Under the pilot, two separate households can co-purchase a multifamily home together. Each household is treated as a distinct buyer for income qualification purposes. Qualifying households earning up to 100% of the AMI can receive up to $50,000 in 0% deferred down payment loans; households earning up to 135% AMI may receive up to $35,000.

Participants must sign a formal co-ownership agreement governing how expenses, decisions, and eventual sale proceeds are divided. Each co-purchasing household must contribute a minimum of 1.5% of the purchase price from their own funds.

This program is separate from the IDP lottery — it applies to market-rate multifamily purchases, not to deed-restricted IDP units.

How to Find and Track Available Units

Active IDP listings are maintained on the Boston Planning Department's website and distributed through the Mayor's Office of Housing. The most reliable way to track new availability is to:

  • Register directly with the Boston Planning Department's affordable housing notification list
  • Monitor the DHCD statewide affordable housing lottery database at housingworks.net
  • Work with a real estate attorney or HUD-approved housing counselor who tracks these listings actively

Available inventory is limited and demand is high. Don't expect to enter one lottery and win immediately — most income-qualified buyers who successfully purchase through the IDP system entered multiple lotteries over one to three years before being selected.

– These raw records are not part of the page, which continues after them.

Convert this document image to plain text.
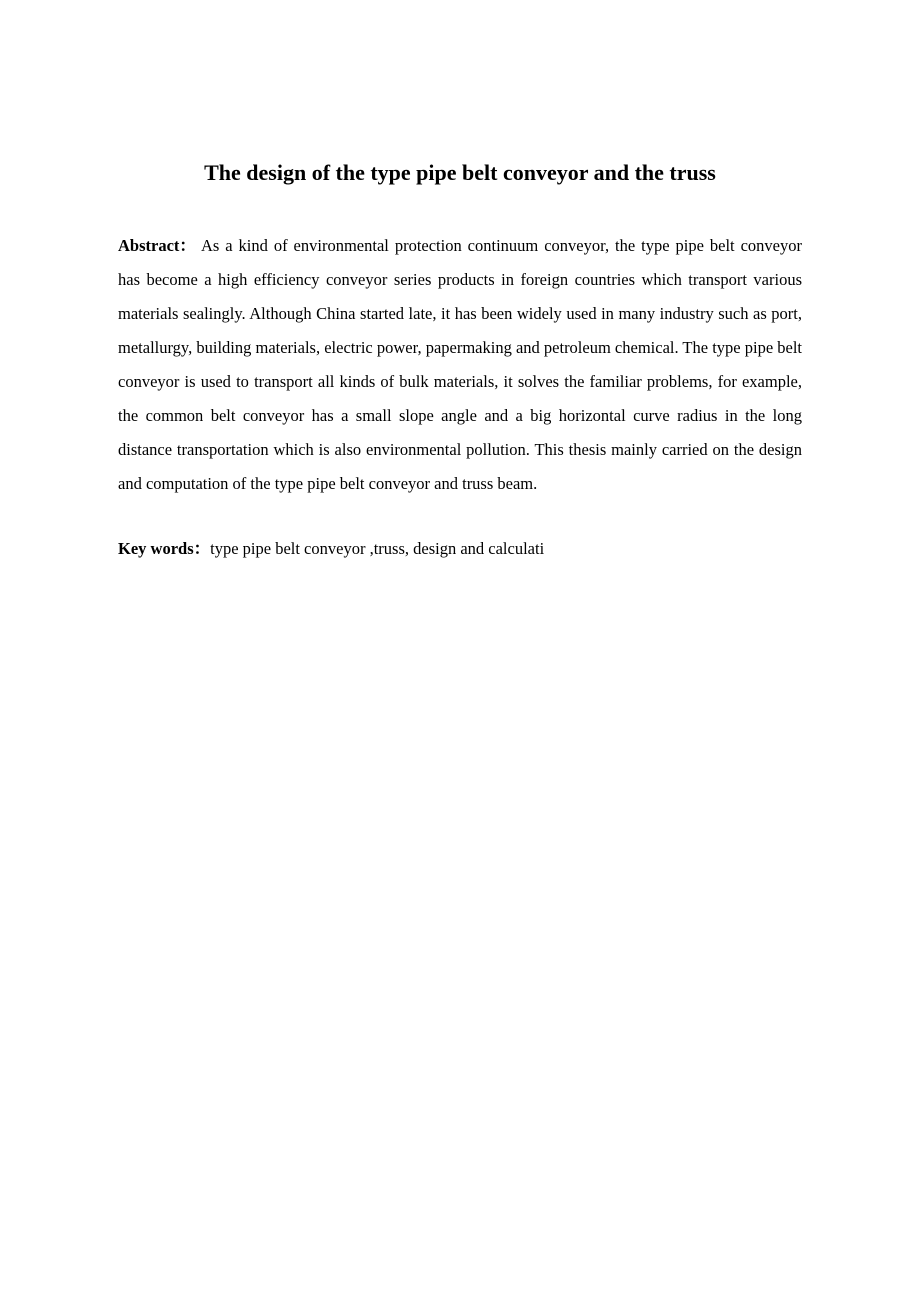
The design of the type pipe belt conveyor and the truss

Abstract： As a kind of environmental protection continuum conveyor, the type pipe belt conveyor has become a high efficiency conveyor series products in foreign countries which transport various materials sealingly. Although China started late, it has been widely used in many industry such as port, metallurgy, building materials, electric power, papermaking and petroleum chemical. The type pipe belt conveyor is used to transport all kinds of bulk materials, it solves the familiar problems, for example, the common belt conveyor has a small slope angle and a big horizontal curve radius in the long distance transportation which is also environmental pollution. This thesis mainly carried on the design and computation of the type pipe belt conveyor and truss beam.

Key words：type pipe belt conveyor ,truss, design and calculati
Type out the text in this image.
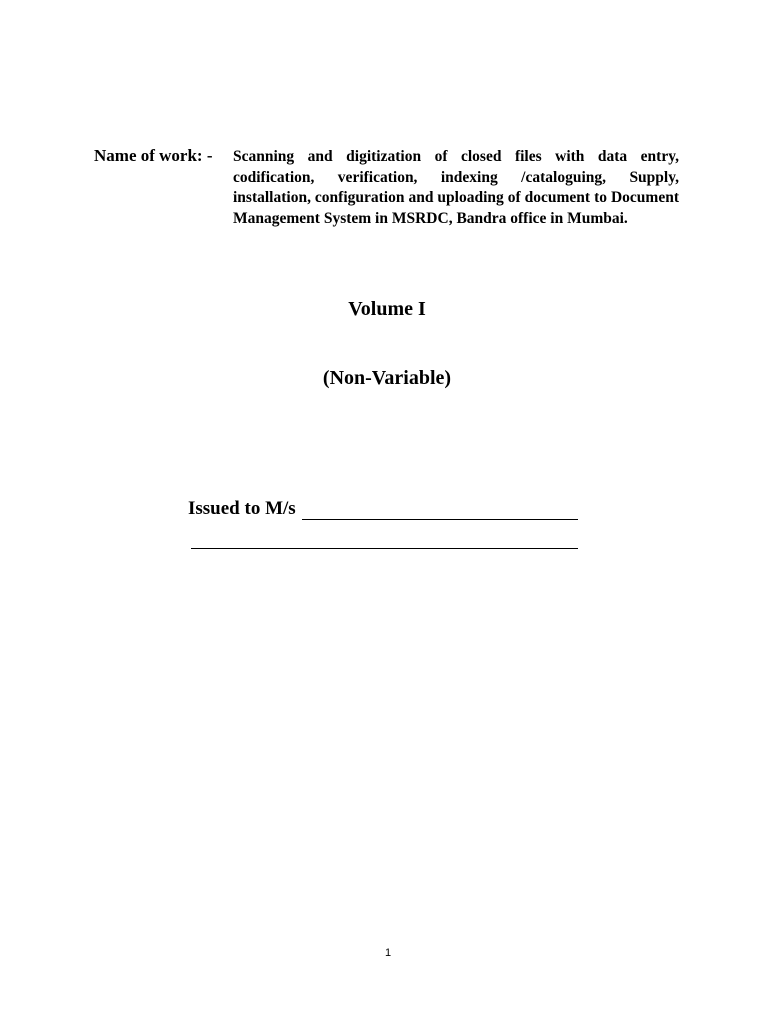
Name of work: - Scanning and digitization of closed files with data entry, codification, verification, indexing /cataloguing, Supply, installation, configuration and uploading of document to Document Management System in MSRDC, Bandra office in Mumbai.
Volume I
(Non-Variable)
Issued to M/s
1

Stacking IDP Units with State Programs

Affordable IDP units can frequently be combined with state mortgage programs. MassHousing's first mortgage product and the ONE Mortgage program (administered by the Massachusetts Housing Partnership) can both be used to finance IDP unit purchases, provided the buyer meets program income limits and first-time buyer requirements.

Using ONE Mortgage on an IDP unit purchase eliminates PMI, lowers the effective interest rate, and — for buyers under 80% AMI — provides an additional monthly subsidy. Combined with a below-market purchase price, this stacking can bring the effective monthly housing cost well below what the same income level would support in the private market.

The Massachusetts First-Time Home Buyer Guide covers the full stacking strategy: how to combine IDP purchases with MassHousing DPA, ONE Mortgage financing, and the Boston Home Center's down payment assistance programs to maximize purchasing power at every income level.

Realistic Expectations

The Boston affordable housing lottery is real, and people do win it. But it requires patience and preparation:

  • Income qualification must be maintained from application through closing
  • Job changes, salary increases past the limit, or acquiring other assets can disqualify you between lottery entry and closing
  • The lottery doesn't guarantee you'll find a unit that fits your household size, location preference, or timeline
  • The deed restriction means you're optimizing for stable housing costs, not market appreciation

For income-qualified buyers who can tolerate the timeline uncertainty, the affordable housing lottery remains one of the most powerful — and underused — tools in the Boston first-time buyer's toolkit.